Photo courtesy Beyer Blinder Belle
Beyer Blinder Belle and Renzo Piano Studio

But things began to change as the geographic scope and stature of the design architects grew. Today numerous full-service firms ally themselves with a floating crème de la crème of the design world, the so-alled “starchitects” from out of town or overseas, who need to work with architectural offices familiar with local building codes, zoning regulations, and construction practices, besides knowing how to manage the design process and execute well-detailed working drawings. And now boutique operations show a deeper interest and savvy about building techniques and materials, and want to be involved in the construction-document and construction-administration phases. As for the associated full-service firm, it often likes to get in on the schematic design phases. Still, in 2005, when Frank Gehry, FAIA, joined up with Hugh Hardy, FAIA, and his new firm H3Hardy Collaborative, to design the Theater for a New Audience in downtown Brooklyn, the pairing raised eyebrows in the architecture community. Since Hardy has a strong reputation for theater design, not to mention imaginative renovations, and the job was small (299 seats), some wondered why the union was needed.
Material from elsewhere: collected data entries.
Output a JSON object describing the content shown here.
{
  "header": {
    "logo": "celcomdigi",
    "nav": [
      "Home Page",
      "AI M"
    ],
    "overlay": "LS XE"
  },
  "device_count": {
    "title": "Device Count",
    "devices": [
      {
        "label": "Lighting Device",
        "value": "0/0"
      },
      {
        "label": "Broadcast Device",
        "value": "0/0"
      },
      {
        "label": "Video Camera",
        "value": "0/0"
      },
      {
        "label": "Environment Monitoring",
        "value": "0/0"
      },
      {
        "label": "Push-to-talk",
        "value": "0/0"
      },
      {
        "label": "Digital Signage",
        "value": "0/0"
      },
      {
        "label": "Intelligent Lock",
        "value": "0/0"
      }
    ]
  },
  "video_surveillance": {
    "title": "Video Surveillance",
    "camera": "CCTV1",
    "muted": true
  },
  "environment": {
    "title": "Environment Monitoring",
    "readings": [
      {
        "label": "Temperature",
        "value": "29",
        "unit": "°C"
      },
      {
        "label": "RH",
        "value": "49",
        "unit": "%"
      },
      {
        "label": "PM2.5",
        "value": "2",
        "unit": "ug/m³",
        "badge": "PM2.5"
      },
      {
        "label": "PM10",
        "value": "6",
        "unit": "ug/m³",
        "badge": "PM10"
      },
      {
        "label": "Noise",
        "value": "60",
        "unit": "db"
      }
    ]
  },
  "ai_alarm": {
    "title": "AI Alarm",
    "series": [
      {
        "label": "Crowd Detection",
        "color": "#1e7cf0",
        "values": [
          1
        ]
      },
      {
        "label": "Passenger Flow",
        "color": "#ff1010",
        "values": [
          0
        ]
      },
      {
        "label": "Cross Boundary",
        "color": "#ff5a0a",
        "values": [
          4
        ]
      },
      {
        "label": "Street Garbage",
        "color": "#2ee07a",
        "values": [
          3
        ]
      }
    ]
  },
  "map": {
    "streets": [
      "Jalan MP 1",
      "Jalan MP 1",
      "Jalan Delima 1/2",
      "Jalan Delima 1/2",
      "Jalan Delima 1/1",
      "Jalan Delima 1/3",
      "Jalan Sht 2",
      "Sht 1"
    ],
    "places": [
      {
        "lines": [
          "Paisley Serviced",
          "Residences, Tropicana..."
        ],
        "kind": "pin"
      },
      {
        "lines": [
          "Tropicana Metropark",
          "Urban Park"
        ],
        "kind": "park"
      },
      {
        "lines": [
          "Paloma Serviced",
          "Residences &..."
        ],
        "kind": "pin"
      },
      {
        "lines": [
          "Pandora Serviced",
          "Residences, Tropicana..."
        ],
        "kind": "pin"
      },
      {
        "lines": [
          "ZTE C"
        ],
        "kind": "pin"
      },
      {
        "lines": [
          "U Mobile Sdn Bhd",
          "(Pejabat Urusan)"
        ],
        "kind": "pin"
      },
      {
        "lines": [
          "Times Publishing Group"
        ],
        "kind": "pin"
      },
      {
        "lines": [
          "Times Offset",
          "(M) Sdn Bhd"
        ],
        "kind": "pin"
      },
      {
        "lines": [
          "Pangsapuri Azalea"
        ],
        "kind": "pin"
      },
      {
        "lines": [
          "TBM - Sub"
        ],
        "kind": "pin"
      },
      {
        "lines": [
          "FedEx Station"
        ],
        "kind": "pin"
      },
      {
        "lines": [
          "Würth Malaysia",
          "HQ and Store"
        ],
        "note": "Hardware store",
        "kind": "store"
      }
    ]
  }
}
Hardy explains that Gehry had been recommended by Rem Koolhaas in 2002 when he and his Office of Metropolitan Architecture (OMA) executed a master plan for the Brooklyn Academy of Music Cultural District with Diller Scofidio + Renfro, of which the theater is a part. Although the Theater for a New Audience came to Hardy, he called Gehry and proposed an alliance. “It’s good to be challenged by others—it stimulates ideas,” says Hardy. Even though Gehry’s name comes first in the billing, Hardy claims he doesn’t mind: “The alphabetical arrangement helps, of course, but I also know it’s sexy for fund-raising.”

The various alliances strike many as enlightening and good for business. They also create tensions, misunderstandings, and sometimes out-and-out fights. Yet the new alignments form a trend significantly coloring architectural practice today. Collaborations between the high-design architect and the local architect or a specialist in a building type owe everything and more to increasing economic globalization, and to the glitter effect of a name architect in a celebrity-immersed culture.